I'm currently facing an issue with the du
command taking an extended amount of time when dealing with a directory containing a large number of files.
I'm using the command to calculate the total size of the directory.
Total number of files: 956878
Here is the command I've been using:
root@DEB-NUC11PAH-G6PA2500045B:~# time du --total /var/lib/docker/volumes/data.vol/_data/out/priority.images | tail -n 1 | cut -f1
1710732
real 0m4.255s
user 0m0.671s
sys 0m2.453s
In this case, the command took approximately 4.428 seconds to execute.
I would greatly appreciate any advice or suggestions from the community on optimizing the du
command or alternative approaches to efficiently calculate the total size of a directory with a large number of files.
Most implementations of the Linux du
command (and its alternatives) are already optimized rather well. If you need only the total, add the -s
flag, to make du
print much less. (Printing a million lines can be slow, especially to the terminal.)
Most of the time is spent in the kernel waiting for filesystem I/O. To speed that up, your options are:
Store the data in memory, using the tmpfs filesystem. du
on tmpfs is extremely fast. My measurements with du
on a directory containing 956878 files on tmpfs: real 0m0.020s; user 0m0.007s; sys 0m0.014s.
Store the data on an SSD (rather than HDD). (Most probably you are already doing it based on your time measurements.)
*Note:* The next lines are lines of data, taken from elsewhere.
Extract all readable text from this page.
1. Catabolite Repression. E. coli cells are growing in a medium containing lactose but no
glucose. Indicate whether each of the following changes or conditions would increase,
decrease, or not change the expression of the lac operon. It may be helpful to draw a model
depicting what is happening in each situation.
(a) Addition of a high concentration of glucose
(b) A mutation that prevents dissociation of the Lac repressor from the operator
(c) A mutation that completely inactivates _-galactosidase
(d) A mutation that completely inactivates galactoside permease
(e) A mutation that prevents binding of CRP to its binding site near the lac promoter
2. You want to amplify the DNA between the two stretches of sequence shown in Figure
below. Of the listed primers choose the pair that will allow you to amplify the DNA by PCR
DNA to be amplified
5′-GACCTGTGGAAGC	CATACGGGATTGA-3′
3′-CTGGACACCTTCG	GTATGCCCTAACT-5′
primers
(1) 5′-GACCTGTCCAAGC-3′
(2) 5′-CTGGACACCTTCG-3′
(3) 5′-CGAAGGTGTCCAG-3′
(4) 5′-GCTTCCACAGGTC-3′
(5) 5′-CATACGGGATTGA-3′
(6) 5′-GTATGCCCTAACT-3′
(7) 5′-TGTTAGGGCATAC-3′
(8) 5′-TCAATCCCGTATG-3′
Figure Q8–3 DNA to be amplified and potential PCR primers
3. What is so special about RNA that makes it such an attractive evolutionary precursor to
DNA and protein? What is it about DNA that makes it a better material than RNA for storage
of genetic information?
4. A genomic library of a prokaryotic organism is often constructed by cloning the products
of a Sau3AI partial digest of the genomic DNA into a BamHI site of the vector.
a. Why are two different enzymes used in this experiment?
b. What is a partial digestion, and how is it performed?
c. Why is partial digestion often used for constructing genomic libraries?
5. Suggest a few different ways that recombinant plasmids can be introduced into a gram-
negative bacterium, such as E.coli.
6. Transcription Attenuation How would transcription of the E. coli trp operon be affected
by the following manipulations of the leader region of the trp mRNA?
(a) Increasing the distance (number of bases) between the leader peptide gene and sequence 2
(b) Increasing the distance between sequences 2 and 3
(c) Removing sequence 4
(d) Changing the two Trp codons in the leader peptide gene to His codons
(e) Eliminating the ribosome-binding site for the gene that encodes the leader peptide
Use a different filesystem supported by Linux. I think the default ext4 filesystem is reasonably fast even on HDD (but I don't have any benchmark results to back up this claim). Are you already using ext4? (Check the contents of /proc/mounts
, but it can get compilicated, ask a separate question on https://unix.stackexchange.com .)
Run du
multiple times. In subsequent runs, it will be faster, because some filesystem metadata is already cached in memory. If possible, configure the Linux VFS cache so that it keeps filesystem metadata in the cache forever (indefinitely). (I don't know if it is possible, ask a separate question on https://unix.stackexchange.com .)
The reason why du
on SSD is faster than HDD is that random access (i.e. seeks) is much faster on SSD. Here is (approximately) how many seeks are needed by du
on an ext4 filesystem:
For each file and directory, 1 seek to the inode. (The inode contains the file size and the pointers to the file data.)
For each directory, at least 1 seek to the dirent data. For directories containing many files, 2 or more seeks.
Thus if you have 956878 files, it will be at least 956878 seeks. An HDD can do ~200 seeks per second, so the du
will take at least ~80 minutes. (Actual ext4 filesystem performance is better, because ext4 puts inodes next to each other, so by reading an inode, multiple of them will be read and cached.) An SSD can do ~100 000 IOPS (roughly translates to seeks per second), so du
will finish in less than 10 seconds. (It's actually faster because of the cache.)